U.S. Bank agreed to acquire the corporate trust, institutional custody and other business units of Wachovia Corp. for $720 million in cash, with up to an additional $80 million payable in one year based on how much business is retained.
"This solidifies our leadership position in corporate trust and increases the scale of our institutional custody business," Diane Thormodsgard, president of U.S. Bank Institutional Trust and Custody, said in a telephone interview. "We go from $300 billion assets under custody to $940 billion, which puts us up there very strongly in the middle market." The deal will also help the bank fill geographic gaps in the mid-Atlantic and southern regions of the United States, she added.
"We see this as a pretty low-risk transaction," Ms. Thormodsgard said.
The deal, which is subject to regulatory approval, is expected to close in December. In addition to corporate trust and institutional custody, it includes Wachovia's document custody and structured finance trust services units, all of which were part of Wachovia Capital Management Group.

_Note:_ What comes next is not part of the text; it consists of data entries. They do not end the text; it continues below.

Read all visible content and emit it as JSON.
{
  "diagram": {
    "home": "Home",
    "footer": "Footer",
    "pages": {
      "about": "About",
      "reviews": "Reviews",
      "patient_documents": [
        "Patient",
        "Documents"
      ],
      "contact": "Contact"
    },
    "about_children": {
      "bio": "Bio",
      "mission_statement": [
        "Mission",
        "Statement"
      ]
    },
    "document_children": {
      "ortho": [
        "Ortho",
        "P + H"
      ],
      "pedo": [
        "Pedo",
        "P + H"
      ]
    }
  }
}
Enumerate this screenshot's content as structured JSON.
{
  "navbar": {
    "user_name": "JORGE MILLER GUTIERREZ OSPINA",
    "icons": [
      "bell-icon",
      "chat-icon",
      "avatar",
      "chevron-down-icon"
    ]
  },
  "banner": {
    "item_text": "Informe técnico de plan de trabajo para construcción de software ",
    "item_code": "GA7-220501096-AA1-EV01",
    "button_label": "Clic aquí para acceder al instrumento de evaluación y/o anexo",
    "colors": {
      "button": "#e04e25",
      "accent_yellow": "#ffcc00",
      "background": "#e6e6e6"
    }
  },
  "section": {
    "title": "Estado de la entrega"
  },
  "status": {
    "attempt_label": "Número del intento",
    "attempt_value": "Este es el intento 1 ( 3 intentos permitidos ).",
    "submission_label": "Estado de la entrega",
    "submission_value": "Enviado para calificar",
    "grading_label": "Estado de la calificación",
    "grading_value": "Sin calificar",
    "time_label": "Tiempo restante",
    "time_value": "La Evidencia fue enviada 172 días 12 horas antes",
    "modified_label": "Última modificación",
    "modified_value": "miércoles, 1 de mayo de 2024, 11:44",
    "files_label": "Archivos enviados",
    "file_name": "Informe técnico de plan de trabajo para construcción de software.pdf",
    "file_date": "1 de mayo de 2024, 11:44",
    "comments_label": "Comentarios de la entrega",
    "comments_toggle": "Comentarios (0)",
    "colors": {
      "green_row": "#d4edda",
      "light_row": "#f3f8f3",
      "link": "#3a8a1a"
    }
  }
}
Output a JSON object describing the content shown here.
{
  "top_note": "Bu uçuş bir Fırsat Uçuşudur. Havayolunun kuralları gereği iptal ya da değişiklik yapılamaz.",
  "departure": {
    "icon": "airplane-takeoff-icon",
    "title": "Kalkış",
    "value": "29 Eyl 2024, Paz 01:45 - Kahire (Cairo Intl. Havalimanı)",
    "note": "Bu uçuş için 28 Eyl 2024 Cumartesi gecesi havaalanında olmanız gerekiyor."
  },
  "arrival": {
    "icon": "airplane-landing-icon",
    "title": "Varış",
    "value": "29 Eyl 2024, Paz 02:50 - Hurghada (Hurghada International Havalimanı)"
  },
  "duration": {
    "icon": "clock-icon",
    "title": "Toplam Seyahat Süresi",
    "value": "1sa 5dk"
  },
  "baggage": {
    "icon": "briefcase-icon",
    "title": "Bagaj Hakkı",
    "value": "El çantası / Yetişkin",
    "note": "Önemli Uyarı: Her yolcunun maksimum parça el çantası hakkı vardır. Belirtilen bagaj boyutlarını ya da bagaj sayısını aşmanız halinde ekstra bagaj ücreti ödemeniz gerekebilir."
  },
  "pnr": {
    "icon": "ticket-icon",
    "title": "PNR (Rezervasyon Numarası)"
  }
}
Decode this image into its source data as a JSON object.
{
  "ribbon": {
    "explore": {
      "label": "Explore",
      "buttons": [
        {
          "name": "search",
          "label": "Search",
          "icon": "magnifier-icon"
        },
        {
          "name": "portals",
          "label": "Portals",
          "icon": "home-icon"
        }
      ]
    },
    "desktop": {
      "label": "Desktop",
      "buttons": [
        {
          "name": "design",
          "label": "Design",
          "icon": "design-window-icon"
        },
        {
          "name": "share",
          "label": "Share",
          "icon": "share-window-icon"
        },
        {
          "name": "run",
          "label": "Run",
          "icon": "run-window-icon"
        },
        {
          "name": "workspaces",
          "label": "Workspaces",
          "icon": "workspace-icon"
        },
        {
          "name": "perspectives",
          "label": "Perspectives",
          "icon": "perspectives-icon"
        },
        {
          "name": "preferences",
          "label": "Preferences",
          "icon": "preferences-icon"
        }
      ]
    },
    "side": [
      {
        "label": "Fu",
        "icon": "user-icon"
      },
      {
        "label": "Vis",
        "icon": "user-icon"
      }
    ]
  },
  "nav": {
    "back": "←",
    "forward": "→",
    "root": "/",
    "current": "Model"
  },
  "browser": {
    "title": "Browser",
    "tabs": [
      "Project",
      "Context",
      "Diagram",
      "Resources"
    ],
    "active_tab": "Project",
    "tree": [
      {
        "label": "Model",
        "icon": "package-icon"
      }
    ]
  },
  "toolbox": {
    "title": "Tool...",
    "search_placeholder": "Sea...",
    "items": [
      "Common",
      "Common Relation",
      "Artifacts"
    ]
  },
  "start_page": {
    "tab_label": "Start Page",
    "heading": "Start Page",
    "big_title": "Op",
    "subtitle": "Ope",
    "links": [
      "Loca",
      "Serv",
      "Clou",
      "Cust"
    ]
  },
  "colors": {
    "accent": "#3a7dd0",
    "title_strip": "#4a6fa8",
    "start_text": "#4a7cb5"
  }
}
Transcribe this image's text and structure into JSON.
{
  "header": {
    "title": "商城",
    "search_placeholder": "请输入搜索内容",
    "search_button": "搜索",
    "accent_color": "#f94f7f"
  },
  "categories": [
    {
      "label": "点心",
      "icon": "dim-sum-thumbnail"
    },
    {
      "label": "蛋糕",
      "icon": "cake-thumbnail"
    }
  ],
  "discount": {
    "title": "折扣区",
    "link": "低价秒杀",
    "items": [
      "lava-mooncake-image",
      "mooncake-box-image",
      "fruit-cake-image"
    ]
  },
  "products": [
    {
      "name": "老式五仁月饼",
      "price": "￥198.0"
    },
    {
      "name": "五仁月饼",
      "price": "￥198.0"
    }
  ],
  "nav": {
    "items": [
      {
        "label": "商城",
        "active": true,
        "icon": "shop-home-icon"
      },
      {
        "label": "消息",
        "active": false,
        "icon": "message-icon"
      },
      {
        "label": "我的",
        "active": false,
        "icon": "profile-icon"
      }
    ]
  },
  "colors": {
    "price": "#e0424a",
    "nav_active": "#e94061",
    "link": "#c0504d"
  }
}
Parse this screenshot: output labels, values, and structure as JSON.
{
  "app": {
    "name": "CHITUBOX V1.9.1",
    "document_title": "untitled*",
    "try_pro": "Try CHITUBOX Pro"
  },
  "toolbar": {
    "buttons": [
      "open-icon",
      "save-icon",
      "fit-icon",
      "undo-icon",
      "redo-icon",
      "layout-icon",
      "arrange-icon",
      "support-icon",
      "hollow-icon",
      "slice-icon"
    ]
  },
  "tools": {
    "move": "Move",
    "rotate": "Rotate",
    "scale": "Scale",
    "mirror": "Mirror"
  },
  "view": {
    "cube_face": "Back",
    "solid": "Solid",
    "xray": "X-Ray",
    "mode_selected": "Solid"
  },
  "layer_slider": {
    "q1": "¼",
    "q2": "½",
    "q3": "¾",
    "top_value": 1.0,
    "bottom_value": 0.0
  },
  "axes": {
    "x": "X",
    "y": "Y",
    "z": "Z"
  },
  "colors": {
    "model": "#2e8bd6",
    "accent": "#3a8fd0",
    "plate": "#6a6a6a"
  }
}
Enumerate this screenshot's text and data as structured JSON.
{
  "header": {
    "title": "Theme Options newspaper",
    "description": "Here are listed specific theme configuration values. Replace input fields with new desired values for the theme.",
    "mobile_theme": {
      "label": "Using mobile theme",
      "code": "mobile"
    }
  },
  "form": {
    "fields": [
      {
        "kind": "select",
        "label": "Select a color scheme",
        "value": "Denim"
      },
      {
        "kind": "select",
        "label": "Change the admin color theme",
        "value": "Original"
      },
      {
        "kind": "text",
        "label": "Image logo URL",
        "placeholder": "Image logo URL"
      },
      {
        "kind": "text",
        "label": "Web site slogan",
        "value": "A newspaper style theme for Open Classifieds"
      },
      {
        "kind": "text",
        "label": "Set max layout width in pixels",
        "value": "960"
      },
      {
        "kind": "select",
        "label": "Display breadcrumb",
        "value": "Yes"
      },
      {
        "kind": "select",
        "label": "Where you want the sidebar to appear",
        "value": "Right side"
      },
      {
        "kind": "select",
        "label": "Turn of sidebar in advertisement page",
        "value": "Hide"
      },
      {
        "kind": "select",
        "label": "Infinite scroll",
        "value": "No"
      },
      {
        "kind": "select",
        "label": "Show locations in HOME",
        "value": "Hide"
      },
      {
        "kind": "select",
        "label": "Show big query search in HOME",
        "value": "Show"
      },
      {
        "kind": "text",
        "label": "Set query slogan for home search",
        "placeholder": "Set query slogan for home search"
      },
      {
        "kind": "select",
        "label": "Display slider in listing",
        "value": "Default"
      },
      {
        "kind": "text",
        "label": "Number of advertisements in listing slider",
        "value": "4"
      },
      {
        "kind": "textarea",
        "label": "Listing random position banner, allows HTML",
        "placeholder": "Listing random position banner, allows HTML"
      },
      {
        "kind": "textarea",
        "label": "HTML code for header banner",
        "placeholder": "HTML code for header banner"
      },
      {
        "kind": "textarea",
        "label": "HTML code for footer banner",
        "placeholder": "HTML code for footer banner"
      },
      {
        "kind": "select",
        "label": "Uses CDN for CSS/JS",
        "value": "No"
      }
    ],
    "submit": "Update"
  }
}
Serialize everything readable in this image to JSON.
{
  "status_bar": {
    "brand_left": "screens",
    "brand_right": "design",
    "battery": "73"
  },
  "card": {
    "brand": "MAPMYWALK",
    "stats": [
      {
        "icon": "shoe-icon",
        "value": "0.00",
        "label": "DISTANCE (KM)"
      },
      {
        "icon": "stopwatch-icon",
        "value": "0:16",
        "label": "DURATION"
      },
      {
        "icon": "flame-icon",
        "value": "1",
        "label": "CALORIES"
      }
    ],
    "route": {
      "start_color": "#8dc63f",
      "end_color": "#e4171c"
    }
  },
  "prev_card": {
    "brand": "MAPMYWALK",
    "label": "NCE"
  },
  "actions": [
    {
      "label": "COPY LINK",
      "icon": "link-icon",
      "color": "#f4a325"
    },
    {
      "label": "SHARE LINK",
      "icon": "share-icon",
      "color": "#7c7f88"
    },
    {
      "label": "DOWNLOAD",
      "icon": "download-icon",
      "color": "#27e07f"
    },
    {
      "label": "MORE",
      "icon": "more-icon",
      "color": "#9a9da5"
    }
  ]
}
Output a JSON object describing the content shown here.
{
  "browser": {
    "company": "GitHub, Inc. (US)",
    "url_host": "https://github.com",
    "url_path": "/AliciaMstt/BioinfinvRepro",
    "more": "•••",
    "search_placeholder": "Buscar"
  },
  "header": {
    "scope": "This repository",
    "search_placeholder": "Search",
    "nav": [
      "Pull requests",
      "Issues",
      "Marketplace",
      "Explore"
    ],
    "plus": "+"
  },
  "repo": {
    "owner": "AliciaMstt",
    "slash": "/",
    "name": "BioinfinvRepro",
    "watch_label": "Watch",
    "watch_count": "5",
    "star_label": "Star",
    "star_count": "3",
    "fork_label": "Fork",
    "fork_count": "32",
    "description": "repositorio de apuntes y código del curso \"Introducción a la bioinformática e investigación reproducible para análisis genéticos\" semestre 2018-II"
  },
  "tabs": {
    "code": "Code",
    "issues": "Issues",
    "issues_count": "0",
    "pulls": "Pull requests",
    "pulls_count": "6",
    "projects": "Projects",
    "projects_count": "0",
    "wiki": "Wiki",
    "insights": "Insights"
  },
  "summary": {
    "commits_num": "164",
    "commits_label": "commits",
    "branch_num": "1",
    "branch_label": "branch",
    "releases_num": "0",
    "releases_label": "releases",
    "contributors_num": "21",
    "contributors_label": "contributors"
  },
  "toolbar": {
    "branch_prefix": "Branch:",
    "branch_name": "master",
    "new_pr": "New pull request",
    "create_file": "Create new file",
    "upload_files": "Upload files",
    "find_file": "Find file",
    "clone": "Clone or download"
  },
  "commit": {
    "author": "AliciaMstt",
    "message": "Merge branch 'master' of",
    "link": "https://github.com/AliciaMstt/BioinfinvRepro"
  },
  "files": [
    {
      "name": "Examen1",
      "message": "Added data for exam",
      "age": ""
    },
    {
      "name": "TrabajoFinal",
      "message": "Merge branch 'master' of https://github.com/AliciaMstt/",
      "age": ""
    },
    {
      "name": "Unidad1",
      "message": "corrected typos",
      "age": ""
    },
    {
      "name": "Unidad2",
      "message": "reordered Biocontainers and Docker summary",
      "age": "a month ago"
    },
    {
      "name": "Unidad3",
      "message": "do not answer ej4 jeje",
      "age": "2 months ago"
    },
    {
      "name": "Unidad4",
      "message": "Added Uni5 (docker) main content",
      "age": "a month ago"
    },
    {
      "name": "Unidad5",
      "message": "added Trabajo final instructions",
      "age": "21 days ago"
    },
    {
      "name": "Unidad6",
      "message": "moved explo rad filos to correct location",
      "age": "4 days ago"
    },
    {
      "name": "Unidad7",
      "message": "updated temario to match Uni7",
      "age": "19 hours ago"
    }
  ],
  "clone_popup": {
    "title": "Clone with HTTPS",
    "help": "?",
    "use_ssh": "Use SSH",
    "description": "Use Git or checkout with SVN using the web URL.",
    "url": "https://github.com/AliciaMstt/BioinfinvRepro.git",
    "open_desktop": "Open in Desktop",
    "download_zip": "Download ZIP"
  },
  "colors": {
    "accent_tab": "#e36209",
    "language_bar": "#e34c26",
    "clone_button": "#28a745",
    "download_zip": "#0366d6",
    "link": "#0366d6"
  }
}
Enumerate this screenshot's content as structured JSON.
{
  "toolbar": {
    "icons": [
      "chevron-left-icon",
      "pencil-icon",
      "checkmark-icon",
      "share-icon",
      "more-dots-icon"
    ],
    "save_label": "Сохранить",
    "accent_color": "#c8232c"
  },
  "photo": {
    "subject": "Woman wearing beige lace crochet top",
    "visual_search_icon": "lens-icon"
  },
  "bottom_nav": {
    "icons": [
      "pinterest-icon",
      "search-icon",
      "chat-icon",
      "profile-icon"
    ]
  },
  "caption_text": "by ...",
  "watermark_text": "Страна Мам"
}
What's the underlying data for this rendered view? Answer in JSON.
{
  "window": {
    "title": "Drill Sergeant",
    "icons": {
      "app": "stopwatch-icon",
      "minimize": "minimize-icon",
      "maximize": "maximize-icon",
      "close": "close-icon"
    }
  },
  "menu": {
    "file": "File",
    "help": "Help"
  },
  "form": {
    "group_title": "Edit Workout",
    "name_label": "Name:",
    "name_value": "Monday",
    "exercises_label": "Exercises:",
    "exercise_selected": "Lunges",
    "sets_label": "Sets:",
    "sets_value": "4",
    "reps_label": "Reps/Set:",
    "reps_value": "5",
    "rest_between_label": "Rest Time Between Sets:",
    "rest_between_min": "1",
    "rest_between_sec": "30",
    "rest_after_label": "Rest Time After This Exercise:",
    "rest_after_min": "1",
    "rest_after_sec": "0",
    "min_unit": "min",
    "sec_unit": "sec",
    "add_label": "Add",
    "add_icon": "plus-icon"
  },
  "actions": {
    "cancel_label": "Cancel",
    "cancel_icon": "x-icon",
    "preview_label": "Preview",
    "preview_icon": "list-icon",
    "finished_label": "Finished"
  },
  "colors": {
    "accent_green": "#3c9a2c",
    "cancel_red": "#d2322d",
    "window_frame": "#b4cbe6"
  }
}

Wachovia's corporate and institutional trust business "was profitable and very steady, but when we looked at how the Capital Management Group was comprised, we determined we didn't have the scale or business projections to take the business where it needed to go," said Jim Griffin, Wachovia spokesman.
With the sale, Wachovia Capital Management Group will consist of Wachovia Securities, the retail brokerage; Evergreen Investments, the $250 billion money manager; and Wachovia Retirement Services, the firm's institutional retirement business.